Человеческий капитал — это способность что-то делать, создавать. Знания, навыки, то, что мы продаём на рынке труда разным улыбающимся лысым упырям в галстуках и прочим макдоналдсам. По мере взросления наш капитал растёт — хотя иногда и падает, если утром опохмеляться, — но начиная с какого-то возраста он начинает принимать иные формы: дипломы, вещи, мебель, акции, облигации, недвижимость. Кто-то зарабатывает больше, а у кого-то ничего не получается и его преследуют неудачи и беды. Расслоение с возрастом нарастает. Хуже всего приходится старикам: человеческий капитал у них истощён, память подводит, сил нет, в затылок черти дышат. Некоторые живут с остатков физического капитала, метут двор и чистят снег. Так жизнь устроена, увы.

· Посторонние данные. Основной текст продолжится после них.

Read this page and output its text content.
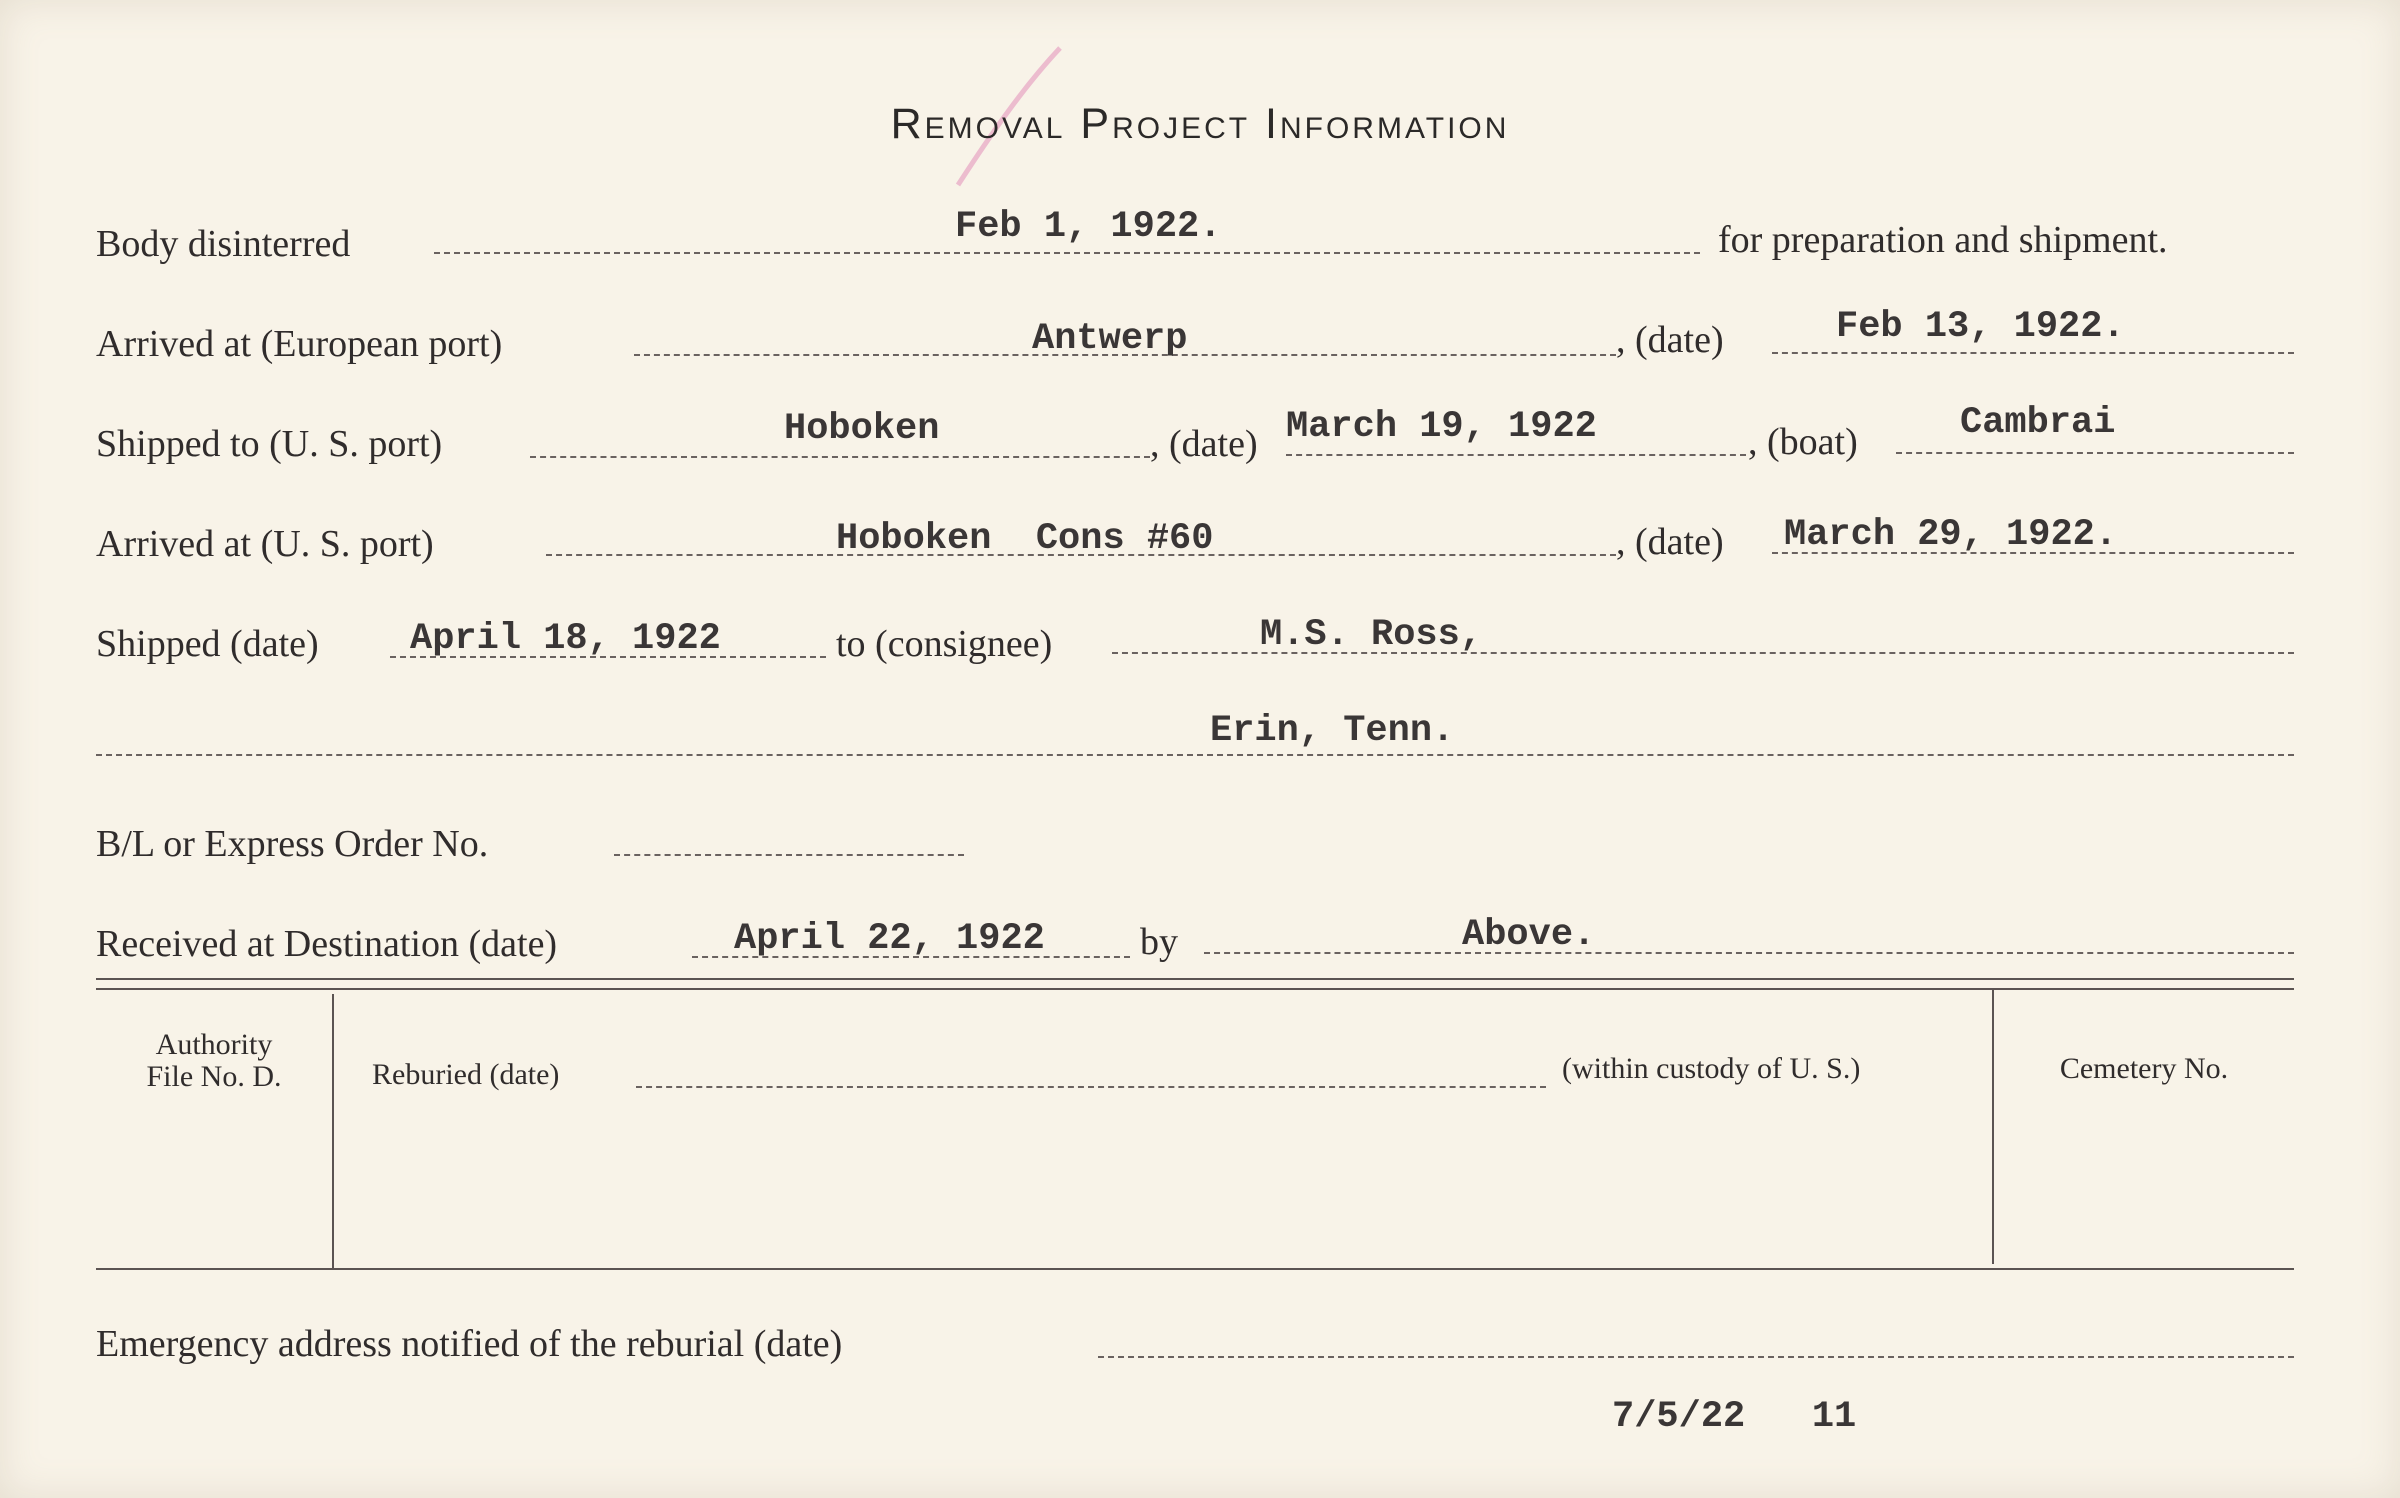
Removal Project Information
Body disinterred	Feb 1, 1922.	for preparation and shipment.
Arrived at (European port)	Antwerp	, (date)	Feb 13, 1922.
Shipped to (U. S. port)	Hoboken	, (date) March 19, 1922	, (boat)	Cambrai
Arrived at (U. S. port)	Hoboken  Cons #60	, (date) March 29, 1922.
Shipped (date) April 18, 1922	to (consignee)	M.S. Ross,
Erin, Tenn.
B/L or Express Order No.
Received at Destination (date)	April 22, 1922	by	Above.
Authority
File No. D.	Reburied (date)	(within custody of U. S.)	Cemetery No.
Emergency address notified of the reburial (date)
7/5/22   11
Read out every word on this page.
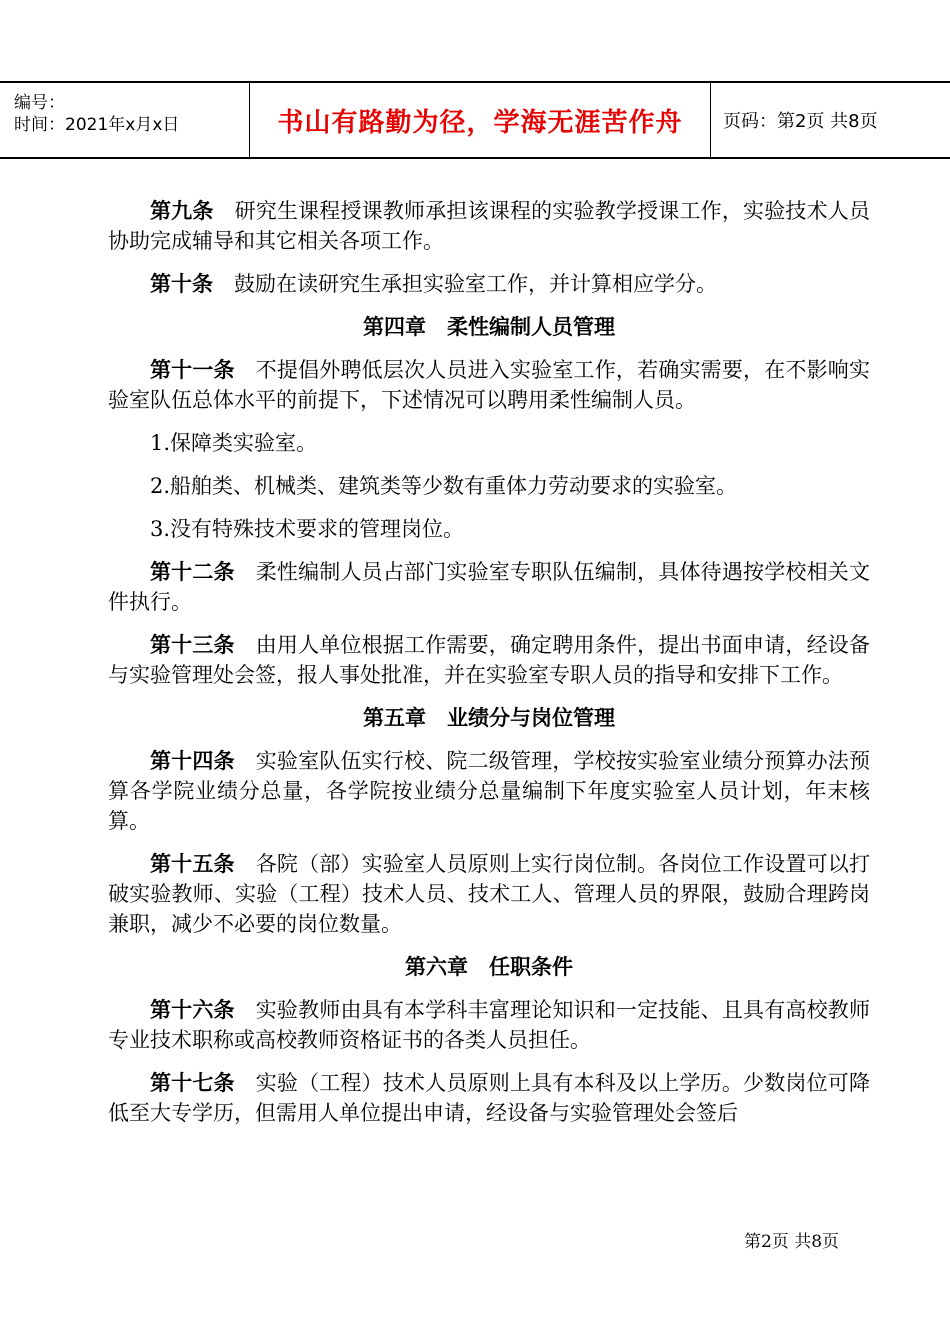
编号：
时间：2021年x月x日	书山有路勤为径，学海无涯苦作舟	页码：第2页 共8页

第九条 研究生课程授课教师承担该课程的实验教学授课工作，实验技术人员协助完成辅导和其它相关各项工作。

第十条 鼓励在读研究生承担实验室工作，并计算相应学分。

第四章　柔性编制人员管理

第十一条 不提倡外聘低层次人员进入实验室工作，若确实需要，在不影响实验室队伍总体水平的前提下，下述情况可以聘用柔性编制人员。

1.保障类实验室。

2.船舶类、机械类、建筑类等少数有重体力劳动要求的实验室。

3.没有特殊技术要求的管理岗位。

第十二条 柔性编制人员占部门实验室专职队伍编制，具体待遇按学校相关文件执行。

第十三条 由用人单位根据工作需要，确定聘用条件，提出书面申请，经设备与实验管理处会签，报人事处批准，并在实验室专职人员的指导和安排下工作。

第五章　业绩分与岗位管理

第十四条 实验室队伍实行校、院二级管理，学校按实验室业绩分预算办法预算各学院业绩分总量，各学院按业绩分总量编制下年度实验室人员计划，年末核算。

第十五条 各院（部）实验室人员原则上实行岗位制。各岗位工作设置可以打破实验教师、实验（工程）技术人员、技术工人、管理人员的界限，鼓励合理跨岗兼职，减少不必要的岗位数量。

第六章　任职条件

第十六条 实验教师由具有本学科丰富理论知识和一定技能、且具有高校教师专业技术职称或高校教师资格证书的各类人员担任。

第十七条 实验（工程）技术人员原则上具有本科及以上学历。少数岗位可降低至大专学历，但需用人单位提出申请，经设备与实验管理处会签后

第2页 共8页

Между стариками огромная разница. Кто-то из них живёт очень плохо, жрёт гречку и пьёт грузинский чай в хрущёвке, а кто-то греет пузо в собственном доме, у него домработница, шофёр и повар. Экономика, на самом деле, это с греческого «ведение домашнего хозяйства». На корпорации можно внимания не обращать — живут-то люди, а не фирмы. Имеет значение лишь то, как они влияют на жизнь простых людей. Не так уж важно, что произойдёт с Ситибанком или IBM, кроме того, какое влияние это окажет на их сотрудников и акционеров. Некоторые из них крайне зависимы от судьбы своих компаний: кто-то не может себе позволить потерять работу, так как его выселят из квартиры, а у кого-то акции своего работодателя — единственный накопленный капитал к пенсии. Это вялотекущая, но постоянная проблема, которая реально достаёт горбатых и немощных пенсионеров.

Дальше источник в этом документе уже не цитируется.